Mongodb-Specific Remediation in Fastapi — concrete code fixes

Remediation centers on strict input validation, avoiding direct embedding of user input into query documents, and using parameterized patterns. The primary rule is to treat all user data as values, not as part of the query structure.

1. Use a strict schema and map known fields explicitly. Instead of passing a raw dict to find_one, extract and validate expected fields:

from fastapi import FastAPI, HTTPException
from pymongo import MongoClient
from pydantic import BaseModel, constr

app = FastAPI()
client = MongoClient("mongodb://localhost:27017")
db = client["mydb"]

class LoginInput(BaseModel):
    username: constr(min_length=1, max_length=50)
    password: constr(min_length=1, max_length=128)

@app.post("/login")
async def login(input: LoginInput):
    # Safe: only known fields are used
    found = db.users.find_one({"username": input.username, "password": input.password})
    if found:
        return {"status": "ok"}
    raise HTTPException(status_code=401, detail="Invalid credentials")

2. When filtering is needed, construct queries using a denylist or allowlist of operators. Never forward raw user input to $in or $or. If you need array operations, validate each element strictly:

allowed_statuses = {"active", "pending"}
# Unsafe: {"status": {"$in": user_supplied_list}}
# Safe:
if not all(s in allowed_statuses for s in user_supplied_list):
    raise HTTPException(status_code=400, detail="Invalid status")
query = {"status": {"$in": list(allowed_statuses)}}
results = db.collection.find(query)

3. For aggregation pipelines, avoid concatenating external input. Define pipeline templates and inject only safe, validated parameters:

base_pipeline = [
    {"$match": {"active": True}},
    {"$sort": {"created_at": -1}}
]
# If dynamic stages are required, validate each stage structure rigorously
for stage in user_stages:
    if stage.get("$limit") and isinstance(stage["$limit"], int) and stage["$limit"] > 0:
        base_pipeline.append(stage)
    else:
        raise HTTPException(status_code=400, detail="Invalid pipeline stage")
results = db.collection.aggregate(base_pipeline)

4. Use MongoDB driver features such as collation for case-sensitive matching and avoid JavaScript evaluation ($where) entirely.

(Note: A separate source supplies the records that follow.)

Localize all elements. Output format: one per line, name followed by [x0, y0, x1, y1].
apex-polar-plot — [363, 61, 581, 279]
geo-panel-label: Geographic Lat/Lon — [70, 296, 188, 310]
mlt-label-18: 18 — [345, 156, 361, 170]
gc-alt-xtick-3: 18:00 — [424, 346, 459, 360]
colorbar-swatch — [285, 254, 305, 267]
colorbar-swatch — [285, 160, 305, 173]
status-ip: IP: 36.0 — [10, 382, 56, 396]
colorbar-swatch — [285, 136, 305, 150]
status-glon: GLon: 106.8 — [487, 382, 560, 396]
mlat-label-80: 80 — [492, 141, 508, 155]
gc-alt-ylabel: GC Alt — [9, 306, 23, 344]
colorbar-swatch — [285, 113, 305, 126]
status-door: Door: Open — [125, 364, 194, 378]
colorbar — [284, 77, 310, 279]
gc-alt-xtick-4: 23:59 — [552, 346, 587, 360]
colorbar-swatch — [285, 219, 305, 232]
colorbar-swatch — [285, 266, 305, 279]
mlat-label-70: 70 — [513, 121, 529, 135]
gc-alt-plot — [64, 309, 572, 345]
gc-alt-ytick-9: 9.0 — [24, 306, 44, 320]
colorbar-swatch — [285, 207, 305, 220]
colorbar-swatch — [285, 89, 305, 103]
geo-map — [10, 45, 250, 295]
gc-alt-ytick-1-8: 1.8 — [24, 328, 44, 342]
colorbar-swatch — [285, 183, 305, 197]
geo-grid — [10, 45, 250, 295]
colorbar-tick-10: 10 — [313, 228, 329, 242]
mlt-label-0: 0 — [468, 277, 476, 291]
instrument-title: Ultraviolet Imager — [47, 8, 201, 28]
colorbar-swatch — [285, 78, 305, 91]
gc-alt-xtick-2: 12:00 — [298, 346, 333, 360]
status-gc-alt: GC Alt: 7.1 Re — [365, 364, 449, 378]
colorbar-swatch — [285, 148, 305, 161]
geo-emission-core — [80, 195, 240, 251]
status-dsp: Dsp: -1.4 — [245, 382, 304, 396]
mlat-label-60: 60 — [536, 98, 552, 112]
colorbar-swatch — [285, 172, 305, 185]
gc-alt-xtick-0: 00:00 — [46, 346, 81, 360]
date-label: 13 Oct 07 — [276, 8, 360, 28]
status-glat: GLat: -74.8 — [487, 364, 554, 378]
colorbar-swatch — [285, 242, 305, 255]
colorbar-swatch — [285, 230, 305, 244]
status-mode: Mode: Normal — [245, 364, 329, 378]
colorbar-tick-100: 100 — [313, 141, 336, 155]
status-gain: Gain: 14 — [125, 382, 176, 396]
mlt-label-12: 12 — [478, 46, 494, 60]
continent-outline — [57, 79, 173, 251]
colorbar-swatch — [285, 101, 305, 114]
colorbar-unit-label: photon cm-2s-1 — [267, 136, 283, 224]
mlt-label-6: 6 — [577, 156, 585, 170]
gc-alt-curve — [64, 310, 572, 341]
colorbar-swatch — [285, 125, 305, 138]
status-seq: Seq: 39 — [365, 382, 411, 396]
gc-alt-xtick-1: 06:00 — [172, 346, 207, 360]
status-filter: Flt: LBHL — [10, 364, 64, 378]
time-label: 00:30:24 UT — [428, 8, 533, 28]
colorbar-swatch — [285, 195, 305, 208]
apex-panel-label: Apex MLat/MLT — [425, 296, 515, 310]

Regularly review indexes and ensure that queries leverage them to reduce unexpected full collection scans that could be abused.

5. Complement these coding practices with runtime security insights. middleBrick’s scans can surface endpoints where query building appears dynamic, enabling developers to prioritize fixes. The CLI (middlebrick scan <url>) and GitHub Action integrations help embed checks into development workflows, while the Web Dashboard tracks improvements over time.

Frequently Asked Questions

Can using Pydantic models fully prevent NoSQL injection in Fastapi with Mongodb?
Pydantic helps by validating and parsing incoming data against a defined schema, which prevents malformed or unexpected fields from being used directly in queries. However, it does not automatically protect against injection if developers still embed validated user values into query operators (e.g., {"field": {"$in": user_value}}). Combining Pydantic with strict query construction and operator allowlisting is necessary.